Editor's pick: Originally published Jan. 15.
Distance learning, where students attend class while sitting in front of a computer, is higher ed's fastest growing segment according to a 2014 Senate Health, Education, Labor and Pension committee report. Some observers also fear that they operate in uncharted—and unregulated—waters, where students are vulnerable to scams.
That's because distance learning or online schools are allowed to set up shop in states, where they have no physical presence. Through deals made with state legislators, they avoid regulations that must be observed by schools that do teaching in a classroom, according to a December 14 report last month from the National Consumer Law Center (NCLC).
"Most states either exempt such schools from state oversight or have signed toothless state reciprocity agreements that prevent states from enforcing for-profit school consumer protection laws," said Robyn Smith, Los Angeles-based Of Counsel for NCLC. 34 states have used these agreements, called State Authorization Reciprocity Agreements, or SARAs, that exempt schools from complying with state consumer protections aimed at preventing for-profit college fraud.
When states sign SARAs, students are denied reimbursement from the state for economic losses due to a sudden shutdown of a school or program, full refunds for withdrawal before the first day of class, private student loan refunds following withdrawal before graduation and the right to file complaints with state oversight agencies. The online schools engaged in these practices are owned by for-profit colleges facing state and federal lawsuits. The schools include the University of Phoenix, which is facing six separate lawsuits and investigations, along with Ashford University, facing four lawsuits, and Kaplan University, facing three.
SARAs, and their implementation, are supported by the National Council for State Authorization and Reciprocity Agreements found at SARA.org. Funded by the Lumina Foundation and the Bill and Melinda Gates Foundation, the group says its goal is to regulate distance learning. Critics say that this is precisely what SARA.org is trying to avoid.
The distance learning industry has already circled the wagons in response to the federal government's attempt to make regulations. ED announced last year that regs that were supposed to roll out in November. In a June 14 letter to then-Secretary of Education Arne Duncan, the Online Learning Consortium, the University Professional and Continuing Education Association and the Western Co-operative of Educational Telecommunication expressed concern about ED's proposal to look into distance learning at the state level. Undersecretary of Education Ted Mitchell was identified as a supporter of the industry's objections. Duncan’s departure last month may have been a complicated matters.
The appeal of online higher ed isn't hard to understand. Education Connection, an aggregator for online schools, puts it this way: "Attending college online may be perfect for people who have busy lives. Many people have children, a demanding job, or both. If this sounds like you, then online learning could be right for you."

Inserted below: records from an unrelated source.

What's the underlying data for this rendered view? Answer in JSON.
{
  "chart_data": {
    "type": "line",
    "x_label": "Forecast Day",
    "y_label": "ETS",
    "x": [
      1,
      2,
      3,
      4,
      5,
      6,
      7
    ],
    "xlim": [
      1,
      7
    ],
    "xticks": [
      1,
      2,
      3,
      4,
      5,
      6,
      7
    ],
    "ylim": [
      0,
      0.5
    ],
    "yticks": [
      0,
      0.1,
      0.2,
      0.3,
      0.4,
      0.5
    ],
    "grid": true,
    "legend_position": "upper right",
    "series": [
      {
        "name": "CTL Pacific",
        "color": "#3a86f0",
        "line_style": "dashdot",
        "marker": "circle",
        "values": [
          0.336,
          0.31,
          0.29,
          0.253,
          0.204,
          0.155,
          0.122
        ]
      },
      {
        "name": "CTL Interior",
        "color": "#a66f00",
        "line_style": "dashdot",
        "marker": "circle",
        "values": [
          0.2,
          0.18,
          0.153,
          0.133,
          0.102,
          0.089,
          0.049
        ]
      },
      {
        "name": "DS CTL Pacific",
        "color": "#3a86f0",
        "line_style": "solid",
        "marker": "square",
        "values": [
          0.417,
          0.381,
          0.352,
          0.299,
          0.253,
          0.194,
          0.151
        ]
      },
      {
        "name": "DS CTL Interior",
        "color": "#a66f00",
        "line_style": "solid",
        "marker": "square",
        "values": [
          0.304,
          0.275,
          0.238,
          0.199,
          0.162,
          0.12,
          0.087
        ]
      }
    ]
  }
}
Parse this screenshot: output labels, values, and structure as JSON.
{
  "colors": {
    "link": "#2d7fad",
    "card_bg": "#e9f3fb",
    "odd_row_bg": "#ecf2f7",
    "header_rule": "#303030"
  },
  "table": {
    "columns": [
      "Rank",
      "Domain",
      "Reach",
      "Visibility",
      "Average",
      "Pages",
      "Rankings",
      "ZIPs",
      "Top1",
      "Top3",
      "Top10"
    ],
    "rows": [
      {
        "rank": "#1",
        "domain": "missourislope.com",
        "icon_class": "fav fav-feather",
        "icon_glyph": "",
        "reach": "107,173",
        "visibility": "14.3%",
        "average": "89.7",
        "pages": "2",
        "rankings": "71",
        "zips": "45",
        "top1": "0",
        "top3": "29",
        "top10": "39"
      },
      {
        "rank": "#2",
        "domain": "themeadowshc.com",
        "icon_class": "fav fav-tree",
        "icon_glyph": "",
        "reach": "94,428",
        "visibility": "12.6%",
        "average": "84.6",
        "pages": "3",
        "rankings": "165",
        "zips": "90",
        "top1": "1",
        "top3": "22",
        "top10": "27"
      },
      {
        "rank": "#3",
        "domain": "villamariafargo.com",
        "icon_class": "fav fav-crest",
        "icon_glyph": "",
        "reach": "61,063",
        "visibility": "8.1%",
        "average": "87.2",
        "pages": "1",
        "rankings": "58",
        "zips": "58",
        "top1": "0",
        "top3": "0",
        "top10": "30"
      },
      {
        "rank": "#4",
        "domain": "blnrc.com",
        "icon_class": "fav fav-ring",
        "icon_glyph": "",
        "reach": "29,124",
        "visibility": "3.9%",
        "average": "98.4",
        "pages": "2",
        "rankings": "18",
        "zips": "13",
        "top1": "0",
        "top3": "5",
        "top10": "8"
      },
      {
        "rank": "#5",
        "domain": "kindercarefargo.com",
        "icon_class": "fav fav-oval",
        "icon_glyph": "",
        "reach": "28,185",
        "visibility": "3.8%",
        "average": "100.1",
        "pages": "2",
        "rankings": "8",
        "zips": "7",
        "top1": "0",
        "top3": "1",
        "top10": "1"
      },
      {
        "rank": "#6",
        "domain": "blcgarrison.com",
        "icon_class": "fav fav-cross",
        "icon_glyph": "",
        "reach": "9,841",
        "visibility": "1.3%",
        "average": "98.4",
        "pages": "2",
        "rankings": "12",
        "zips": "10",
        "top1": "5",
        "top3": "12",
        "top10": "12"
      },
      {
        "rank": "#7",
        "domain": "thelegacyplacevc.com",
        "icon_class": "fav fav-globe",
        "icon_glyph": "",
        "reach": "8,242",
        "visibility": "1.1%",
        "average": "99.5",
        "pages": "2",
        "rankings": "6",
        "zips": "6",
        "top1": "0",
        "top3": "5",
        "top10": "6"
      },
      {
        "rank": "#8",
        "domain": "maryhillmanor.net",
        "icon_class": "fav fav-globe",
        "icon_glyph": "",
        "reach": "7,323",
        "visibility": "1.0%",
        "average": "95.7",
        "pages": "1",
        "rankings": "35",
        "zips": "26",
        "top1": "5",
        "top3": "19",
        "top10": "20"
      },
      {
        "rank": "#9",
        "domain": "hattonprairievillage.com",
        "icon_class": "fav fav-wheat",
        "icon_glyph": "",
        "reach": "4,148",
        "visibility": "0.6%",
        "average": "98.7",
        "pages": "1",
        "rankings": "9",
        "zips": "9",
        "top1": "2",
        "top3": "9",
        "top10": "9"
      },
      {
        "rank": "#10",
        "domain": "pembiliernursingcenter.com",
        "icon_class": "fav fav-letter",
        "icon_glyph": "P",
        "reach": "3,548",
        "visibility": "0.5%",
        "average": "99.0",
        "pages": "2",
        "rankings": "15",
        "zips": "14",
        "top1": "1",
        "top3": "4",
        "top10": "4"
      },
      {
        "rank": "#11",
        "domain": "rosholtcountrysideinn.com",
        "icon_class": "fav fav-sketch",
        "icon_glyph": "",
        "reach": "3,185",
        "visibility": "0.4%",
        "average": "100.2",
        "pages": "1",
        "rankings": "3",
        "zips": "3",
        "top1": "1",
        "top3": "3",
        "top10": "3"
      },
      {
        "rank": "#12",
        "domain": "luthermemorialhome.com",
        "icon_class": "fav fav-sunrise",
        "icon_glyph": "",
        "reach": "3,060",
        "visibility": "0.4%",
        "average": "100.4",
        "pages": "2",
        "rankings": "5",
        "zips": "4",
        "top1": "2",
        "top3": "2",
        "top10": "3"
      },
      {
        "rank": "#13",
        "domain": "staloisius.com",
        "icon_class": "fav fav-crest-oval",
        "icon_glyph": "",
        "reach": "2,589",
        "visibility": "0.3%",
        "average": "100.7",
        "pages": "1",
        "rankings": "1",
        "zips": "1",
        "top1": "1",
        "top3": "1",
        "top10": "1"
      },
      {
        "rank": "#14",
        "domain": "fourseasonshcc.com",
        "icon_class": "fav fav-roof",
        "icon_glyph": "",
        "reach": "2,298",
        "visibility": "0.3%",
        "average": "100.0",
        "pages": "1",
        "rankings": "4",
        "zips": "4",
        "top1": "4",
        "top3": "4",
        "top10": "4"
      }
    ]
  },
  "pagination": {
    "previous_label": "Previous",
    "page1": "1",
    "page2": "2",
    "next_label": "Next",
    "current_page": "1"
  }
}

While new regulation is invariably a burden, these schools are vulnerable to good old fashioned fraud.
A February 2014 audit report on Title IV higher ed programs from the Department of Education's Office of the Inspector General said that distance education "creates new opportunities for fraud, abuse and waste in the Title IV programs." Title IV of the Higher Education Act is where money for federal student loans and aid originates.
The OIG report stated, "These problems are increasing as schools deliver more courses though (online) distance education and more students enroll in programs offered entirely through distance education."
OIG also addressed fraud perpetrated by students. ”Current regulations are not sufficient to mitigate the risk of Title IV funds being paid to students who fraudulently enroll and do not intend to complete a course or program,” the OIG continued. “The Department could reduce the likelihood of fraud schemes being successful by revising the regulations and requiring schools to use smaller, more frequent (loan and aid) disbursements."
Meanwhile, ED does not seem close to issuing regulations. "We conducted a negotiated rulemaking two years ago that included discussion of state authorization of distance programs," said an ED spokesperson who discussed the matter on background. "We did not reach a consensus and are still considering how to move forward."